I'm using MySQL 5.6. Let's say we have the following two tables:
Every DataSet
has a huge amount of child DataEntry
records that the number would be 10000 or 100000 or more. DataSet.md5sum
and DataSet.version
get updated when its child DataEntry
records are inserted or deleted, in one transaction. A DataSet.md5sum
is calculated against all of its children DataEntry.content
s.
Under this situation, What's the most efficient way to fetch consistent data from those two tables?
If I issue the following two distinct SELECTs, I think I might get inconsistent data due to concurrent INSERT / UPDATEs:
SELECT md5sum, version FROM DataSet WHERE dataset_id = 1000
SELECT dataentry_id, content FROM DataEntry WHERE dataset_id = 1000
-- I think the result of this query will possibly incosistent with the md5sum which fetched by former queryI think I can get consistent data with one query as follows:
SELECT e.dataentry_id, e.content, s.md5sum, s.version
FROM DataSet s
INNER JOIN DataEntry e ON (s.dataset_id = e.dataset_id)
WHERE s.dataset_id = 1000
But it produces redundant dataset which filled with 10000 or 100000 duplicated md5sum
s, So I guess it's not efficient (EDIT: My concerns are high network bandwidth and memory consumption).
I think using pessimistic read / write lock (SELECT ... LOCK IN SHARE MODE
/ FOR UPDATE
) would be another option but it seems overkill. Are there any other better approaches?
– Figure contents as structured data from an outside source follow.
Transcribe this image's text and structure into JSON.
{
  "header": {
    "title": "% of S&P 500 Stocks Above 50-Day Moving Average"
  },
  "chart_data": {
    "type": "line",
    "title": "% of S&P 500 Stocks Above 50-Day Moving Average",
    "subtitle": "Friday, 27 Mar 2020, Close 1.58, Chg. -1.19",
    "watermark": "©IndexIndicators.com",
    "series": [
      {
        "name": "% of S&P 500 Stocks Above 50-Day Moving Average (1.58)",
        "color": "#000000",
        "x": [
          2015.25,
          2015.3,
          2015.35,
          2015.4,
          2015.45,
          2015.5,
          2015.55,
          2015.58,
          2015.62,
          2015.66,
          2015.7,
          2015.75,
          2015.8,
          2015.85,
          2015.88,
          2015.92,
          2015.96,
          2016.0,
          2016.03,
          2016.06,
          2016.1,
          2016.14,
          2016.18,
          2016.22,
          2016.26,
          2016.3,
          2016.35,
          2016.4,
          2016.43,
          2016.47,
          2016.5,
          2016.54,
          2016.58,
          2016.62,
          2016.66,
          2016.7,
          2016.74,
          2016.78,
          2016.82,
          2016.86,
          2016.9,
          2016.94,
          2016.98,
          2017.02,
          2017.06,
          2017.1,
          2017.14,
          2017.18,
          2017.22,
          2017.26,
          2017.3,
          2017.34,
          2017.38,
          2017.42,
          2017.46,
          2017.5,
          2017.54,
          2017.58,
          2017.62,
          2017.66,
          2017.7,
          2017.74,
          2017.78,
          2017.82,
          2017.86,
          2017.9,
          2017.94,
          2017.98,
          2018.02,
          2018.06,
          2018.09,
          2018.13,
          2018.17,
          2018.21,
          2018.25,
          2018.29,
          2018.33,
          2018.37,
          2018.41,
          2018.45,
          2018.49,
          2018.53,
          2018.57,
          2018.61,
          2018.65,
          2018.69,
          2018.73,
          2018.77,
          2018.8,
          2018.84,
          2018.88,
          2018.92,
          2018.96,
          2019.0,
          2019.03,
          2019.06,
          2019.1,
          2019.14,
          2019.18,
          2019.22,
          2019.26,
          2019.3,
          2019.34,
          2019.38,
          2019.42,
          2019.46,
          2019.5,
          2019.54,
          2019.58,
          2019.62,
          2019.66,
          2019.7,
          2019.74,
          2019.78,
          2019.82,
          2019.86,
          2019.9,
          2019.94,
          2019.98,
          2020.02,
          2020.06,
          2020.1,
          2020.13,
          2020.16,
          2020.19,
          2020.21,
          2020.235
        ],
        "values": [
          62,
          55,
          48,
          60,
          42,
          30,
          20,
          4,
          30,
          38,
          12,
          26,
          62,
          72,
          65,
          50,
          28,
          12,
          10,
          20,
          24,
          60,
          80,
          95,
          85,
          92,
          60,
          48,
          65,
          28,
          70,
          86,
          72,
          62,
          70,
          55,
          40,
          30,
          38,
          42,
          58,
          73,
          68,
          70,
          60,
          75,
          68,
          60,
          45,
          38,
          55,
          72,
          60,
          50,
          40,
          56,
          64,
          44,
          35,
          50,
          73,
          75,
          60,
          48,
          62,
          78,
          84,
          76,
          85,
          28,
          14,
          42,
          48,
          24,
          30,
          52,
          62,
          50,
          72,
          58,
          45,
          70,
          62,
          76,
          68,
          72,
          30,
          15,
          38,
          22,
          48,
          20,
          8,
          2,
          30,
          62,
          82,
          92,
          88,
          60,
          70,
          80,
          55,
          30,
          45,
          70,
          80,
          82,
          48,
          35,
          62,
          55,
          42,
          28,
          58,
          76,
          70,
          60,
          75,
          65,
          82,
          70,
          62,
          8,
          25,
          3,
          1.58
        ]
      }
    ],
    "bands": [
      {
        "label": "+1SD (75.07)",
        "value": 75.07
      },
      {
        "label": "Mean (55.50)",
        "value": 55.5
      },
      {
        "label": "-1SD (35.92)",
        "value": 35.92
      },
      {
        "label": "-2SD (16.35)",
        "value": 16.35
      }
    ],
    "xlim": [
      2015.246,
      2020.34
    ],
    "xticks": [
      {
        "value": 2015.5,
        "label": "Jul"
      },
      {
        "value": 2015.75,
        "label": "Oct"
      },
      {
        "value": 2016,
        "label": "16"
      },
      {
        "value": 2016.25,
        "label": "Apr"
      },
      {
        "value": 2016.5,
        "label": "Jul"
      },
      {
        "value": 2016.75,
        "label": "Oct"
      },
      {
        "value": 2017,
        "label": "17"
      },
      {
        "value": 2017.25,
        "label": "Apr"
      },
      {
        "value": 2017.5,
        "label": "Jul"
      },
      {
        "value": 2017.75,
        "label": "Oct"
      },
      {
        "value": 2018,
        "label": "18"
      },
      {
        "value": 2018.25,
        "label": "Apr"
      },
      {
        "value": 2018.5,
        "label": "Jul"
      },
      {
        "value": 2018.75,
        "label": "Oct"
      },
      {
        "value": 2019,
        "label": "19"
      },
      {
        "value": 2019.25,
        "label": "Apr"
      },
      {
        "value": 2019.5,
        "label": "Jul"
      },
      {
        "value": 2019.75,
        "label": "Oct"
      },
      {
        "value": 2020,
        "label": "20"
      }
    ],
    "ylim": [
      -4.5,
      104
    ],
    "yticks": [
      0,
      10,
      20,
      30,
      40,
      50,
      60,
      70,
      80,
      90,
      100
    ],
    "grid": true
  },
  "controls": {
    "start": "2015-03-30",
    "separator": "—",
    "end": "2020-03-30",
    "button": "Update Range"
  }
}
The join will ensure that the data returned is not affected by any updates that would have occurred between the two separate selects, since they are being executed as a single query.
When you say that md5sum and version are updated, do you mean the child table has a trigger on it for inserts and updates?
When you join the tables, you will get a "duplicate md5sum and version" because you are pulling the matching record for each item in the DataEntry
table. It is perfectly fine and isn't going to be an efficiency issue. The alternative would be to use the two individual selects, but depending upon the frequency of inserts/updates, without a transaction, you run the very slight risk of getting data that may be slightly off.
I would just go with the join. You can run explain plans on your query from within mysql and look at how the query is executed and see any differences between the two approaches based upon your data and if you have any indexes, etc...
Perhaps it would be more beneficial to run these groups of records into a staging table of sorts. Before processing, you could call a pre-processor function that takes a "snapshot" of the data about to be processed, putting a copy into a staging table. Then you could select just the version and md5sum alone, and then all of the records, as two different selects. Since these are copied into a separate staging table, you wont have to worry about immediate updates corrupting your session of processing. You could set up timed jobs to do this or have it as an on-demand call. Again though, this would be something you would need to research the best approach given the hardware/network setup you are working with. And any job scheduling software you have available to you.